Nous sommes donc confrontés à une stratégie agressive qui, malgré le recours à l’alibi de la guerre injuste contre l’Ukraine et à la rhétorique libérale pour satisfaire l’opinion publique, implique un saut en avant très dangereux dans sa conception militariste de la « sécurité », qui ne fait que couvrir la défense des intérêts géopolitiques et économiques du bloc capitaliste occidental dans toutes les parties du monde.

Tout ce processus va contribuer à aggraver l’ensemble des crises qui traversent la planète, avec en premier lieu l’urgence climatique et écosociale et le renforcement des tendances autoritaires du capitalisme néolibéral dans toutes ses variantes.

Quelles sont les conséquences de ce sommet pour l’État espagnol (qui a accueilli ce sommet) ?

Pour l’État espagnol, ce sommet a supposé une meilleure subordination aux intérêts étasuniens, confirmée par son engagement d’augmenter le budget militaire, l’élargissement de sa présence militaire sur la base de Rota (qui passe de 4 à 6 navires de guerre) et, surtout, une revalorisation pour l’Alliance de son rôle sur le flanc sud, en association étroite avec la dictature marocaine, comme nous avons pu le constater avec le massacre de Melilla. 

Dans ce cadre, le gouvernement a renforcé son alignement pro-­atlantiste en assumant en outre sans complexes la nécro-politique migratoire. Il n’est pas surprenant, dans ce contexte, que la présence au gouvernement de Unidas Podemos suscite un malaise croissant chez une partie non négligeable de ses militant·e·s. 

Quelle orientation, dans cette situation, pour la gauche radicale ?

Je pense que les défis principaux pour la gauche radicale consistent fondamentalement à savoir défendre un anti-impérialisme internationaliste, clairement opposé au bloc impérialiste occidental, mais aussi à l’impérialisme russe et à sa guerre injuste d’agression contre le peuple ukrainien. 

Celui-ci devrait obtenir tout l’appui possible à son droit légitime à la défense, armée et non armée. Cette position n’est pas incompatible avec une attitude critique face à des discours comme celui prononcé lors de ce sommet par le président ukrainien Zelensky.
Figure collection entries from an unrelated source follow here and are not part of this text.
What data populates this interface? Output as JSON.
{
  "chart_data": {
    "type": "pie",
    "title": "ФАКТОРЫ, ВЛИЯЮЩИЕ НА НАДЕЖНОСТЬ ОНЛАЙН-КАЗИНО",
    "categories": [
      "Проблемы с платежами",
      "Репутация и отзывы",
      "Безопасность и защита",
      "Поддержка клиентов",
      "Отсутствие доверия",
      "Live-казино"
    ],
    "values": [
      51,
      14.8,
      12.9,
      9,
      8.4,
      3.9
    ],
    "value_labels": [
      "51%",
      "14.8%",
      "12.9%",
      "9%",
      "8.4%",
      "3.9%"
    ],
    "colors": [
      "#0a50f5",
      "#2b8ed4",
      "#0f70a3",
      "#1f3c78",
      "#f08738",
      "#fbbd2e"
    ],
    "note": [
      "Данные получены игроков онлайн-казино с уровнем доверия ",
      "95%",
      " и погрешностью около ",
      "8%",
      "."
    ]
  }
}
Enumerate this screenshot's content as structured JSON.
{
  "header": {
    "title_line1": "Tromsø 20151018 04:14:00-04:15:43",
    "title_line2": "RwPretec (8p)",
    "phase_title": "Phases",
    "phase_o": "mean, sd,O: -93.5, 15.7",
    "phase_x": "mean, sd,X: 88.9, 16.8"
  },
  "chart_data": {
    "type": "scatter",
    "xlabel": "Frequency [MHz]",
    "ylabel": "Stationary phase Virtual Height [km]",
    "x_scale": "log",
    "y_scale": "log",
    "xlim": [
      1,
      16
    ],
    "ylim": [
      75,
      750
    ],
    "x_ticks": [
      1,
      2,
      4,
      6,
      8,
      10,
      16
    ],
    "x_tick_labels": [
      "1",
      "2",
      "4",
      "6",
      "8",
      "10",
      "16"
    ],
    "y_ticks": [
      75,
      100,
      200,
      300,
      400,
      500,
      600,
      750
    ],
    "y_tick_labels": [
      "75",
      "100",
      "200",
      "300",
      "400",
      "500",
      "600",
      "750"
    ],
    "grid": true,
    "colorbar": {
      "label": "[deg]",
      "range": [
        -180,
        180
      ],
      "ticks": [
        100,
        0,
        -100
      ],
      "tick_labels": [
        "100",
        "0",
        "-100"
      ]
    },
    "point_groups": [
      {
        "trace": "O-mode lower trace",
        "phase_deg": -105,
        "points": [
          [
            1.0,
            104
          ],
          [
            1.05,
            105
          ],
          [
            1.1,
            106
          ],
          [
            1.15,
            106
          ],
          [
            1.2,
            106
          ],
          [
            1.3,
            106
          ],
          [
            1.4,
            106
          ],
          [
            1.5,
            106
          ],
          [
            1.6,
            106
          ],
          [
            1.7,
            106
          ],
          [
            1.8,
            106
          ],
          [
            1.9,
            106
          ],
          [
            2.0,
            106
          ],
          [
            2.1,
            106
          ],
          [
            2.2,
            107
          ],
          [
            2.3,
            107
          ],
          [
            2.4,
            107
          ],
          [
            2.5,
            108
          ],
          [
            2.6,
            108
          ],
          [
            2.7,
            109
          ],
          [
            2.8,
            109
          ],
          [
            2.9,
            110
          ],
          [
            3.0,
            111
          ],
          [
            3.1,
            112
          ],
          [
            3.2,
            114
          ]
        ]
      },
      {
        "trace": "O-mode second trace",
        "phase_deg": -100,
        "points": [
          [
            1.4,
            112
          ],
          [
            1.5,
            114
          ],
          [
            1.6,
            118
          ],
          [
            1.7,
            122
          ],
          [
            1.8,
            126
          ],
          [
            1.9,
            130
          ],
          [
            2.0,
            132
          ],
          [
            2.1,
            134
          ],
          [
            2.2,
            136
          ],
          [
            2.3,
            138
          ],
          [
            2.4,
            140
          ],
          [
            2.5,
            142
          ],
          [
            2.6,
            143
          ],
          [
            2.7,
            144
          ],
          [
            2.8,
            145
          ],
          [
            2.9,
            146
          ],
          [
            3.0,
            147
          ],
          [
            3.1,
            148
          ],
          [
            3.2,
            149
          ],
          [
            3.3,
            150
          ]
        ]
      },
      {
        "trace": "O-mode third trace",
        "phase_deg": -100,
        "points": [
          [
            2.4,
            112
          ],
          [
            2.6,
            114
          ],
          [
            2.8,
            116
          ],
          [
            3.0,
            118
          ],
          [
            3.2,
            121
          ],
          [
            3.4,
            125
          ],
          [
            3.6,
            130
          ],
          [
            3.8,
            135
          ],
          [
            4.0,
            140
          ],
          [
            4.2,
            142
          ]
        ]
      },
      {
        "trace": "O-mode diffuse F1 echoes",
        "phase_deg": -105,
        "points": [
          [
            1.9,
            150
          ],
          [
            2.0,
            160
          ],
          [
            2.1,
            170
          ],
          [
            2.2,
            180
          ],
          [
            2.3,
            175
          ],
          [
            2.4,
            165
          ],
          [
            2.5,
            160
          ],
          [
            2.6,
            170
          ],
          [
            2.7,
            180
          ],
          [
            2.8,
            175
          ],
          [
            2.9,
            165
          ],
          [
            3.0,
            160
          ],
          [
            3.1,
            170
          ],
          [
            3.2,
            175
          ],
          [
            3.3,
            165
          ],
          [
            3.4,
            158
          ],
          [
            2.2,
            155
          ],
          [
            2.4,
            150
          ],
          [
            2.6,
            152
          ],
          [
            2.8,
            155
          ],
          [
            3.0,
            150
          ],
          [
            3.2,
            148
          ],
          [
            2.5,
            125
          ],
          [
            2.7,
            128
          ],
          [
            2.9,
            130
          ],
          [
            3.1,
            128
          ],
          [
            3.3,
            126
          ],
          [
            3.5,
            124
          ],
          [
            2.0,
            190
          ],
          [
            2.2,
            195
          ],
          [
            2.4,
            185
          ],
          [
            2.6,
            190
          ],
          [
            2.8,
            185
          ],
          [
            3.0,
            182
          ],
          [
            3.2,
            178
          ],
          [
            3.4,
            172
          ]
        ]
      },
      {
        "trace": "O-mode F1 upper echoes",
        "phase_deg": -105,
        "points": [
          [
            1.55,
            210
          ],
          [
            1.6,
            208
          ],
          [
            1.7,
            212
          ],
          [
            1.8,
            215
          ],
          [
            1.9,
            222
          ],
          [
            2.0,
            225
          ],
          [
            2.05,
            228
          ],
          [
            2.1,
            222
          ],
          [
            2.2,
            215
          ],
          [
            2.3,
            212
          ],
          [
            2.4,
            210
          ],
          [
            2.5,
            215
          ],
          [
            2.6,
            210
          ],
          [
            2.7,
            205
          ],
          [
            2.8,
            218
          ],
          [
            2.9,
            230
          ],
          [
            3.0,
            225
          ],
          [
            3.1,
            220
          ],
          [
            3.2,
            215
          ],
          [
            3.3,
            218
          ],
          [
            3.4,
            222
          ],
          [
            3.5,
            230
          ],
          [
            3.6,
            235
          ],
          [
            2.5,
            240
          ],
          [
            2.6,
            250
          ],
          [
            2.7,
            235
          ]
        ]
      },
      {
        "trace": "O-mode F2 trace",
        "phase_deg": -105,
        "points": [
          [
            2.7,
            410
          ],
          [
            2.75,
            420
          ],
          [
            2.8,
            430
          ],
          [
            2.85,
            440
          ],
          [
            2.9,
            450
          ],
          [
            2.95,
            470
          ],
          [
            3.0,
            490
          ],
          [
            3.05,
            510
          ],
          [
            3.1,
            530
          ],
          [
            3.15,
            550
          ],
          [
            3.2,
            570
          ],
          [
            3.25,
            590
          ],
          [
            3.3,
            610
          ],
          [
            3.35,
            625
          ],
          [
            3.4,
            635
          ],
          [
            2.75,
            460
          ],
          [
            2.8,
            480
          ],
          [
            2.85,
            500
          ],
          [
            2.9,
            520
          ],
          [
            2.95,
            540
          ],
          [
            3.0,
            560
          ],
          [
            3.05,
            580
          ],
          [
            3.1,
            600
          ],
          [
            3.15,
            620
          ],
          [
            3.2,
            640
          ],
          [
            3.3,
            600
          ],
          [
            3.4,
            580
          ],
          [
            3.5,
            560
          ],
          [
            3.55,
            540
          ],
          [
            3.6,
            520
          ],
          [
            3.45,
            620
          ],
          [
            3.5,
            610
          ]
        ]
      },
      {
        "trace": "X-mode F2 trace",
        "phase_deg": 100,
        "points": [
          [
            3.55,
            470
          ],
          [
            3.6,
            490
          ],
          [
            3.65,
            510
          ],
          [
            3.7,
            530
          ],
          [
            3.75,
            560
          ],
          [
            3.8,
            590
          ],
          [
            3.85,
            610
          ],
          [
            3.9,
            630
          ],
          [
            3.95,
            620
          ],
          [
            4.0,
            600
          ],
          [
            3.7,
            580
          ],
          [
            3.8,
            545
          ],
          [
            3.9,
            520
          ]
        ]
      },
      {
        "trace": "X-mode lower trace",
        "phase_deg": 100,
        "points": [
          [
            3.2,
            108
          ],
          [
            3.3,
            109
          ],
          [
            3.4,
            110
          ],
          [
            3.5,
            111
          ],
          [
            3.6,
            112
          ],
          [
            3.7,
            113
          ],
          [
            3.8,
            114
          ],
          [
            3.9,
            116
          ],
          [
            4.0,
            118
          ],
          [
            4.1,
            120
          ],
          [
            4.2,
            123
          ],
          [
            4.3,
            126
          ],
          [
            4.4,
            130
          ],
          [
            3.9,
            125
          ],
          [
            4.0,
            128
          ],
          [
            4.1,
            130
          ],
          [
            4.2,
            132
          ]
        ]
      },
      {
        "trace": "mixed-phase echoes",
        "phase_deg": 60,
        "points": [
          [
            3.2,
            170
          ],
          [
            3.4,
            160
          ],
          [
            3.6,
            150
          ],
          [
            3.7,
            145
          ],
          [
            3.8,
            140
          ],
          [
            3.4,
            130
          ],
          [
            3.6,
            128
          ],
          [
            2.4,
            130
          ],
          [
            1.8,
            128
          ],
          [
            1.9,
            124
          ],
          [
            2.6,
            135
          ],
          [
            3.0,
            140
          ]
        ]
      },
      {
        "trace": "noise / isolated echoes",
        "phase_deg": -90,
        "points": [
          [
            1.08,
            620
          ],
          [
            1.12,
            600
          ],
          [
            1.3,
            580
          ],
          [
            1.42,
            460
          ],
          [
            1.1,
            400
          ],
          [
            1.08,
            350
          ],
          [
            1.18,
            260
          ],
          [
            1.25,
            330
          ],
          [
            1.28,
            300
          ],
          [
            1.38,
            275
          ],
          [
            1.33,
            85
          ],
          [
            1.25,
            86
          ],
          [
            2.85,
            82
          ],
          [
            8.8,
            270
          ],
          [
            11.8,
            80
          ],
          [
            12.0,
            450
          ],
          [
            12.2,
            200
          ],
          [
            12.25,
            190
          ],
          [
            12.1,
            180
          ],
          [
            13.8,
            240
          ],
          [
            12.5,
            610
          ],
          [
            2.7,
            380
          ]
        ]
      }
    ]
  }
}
Elle exige d’autant plus la solidarité politique et matérielle avec les gauches ukrainienne et russe dans leur pari de projets alternatifs à ceux de leurs gouvernements respectifs. 

Tout cela devrait s’accompagner d’une conception alternative de « sécurité globale », multidimensionnelle et centrée principalement sur la défense de la vie et des biens publics et communs face au nouveau bras de fer néolibéral auquel nous assistons.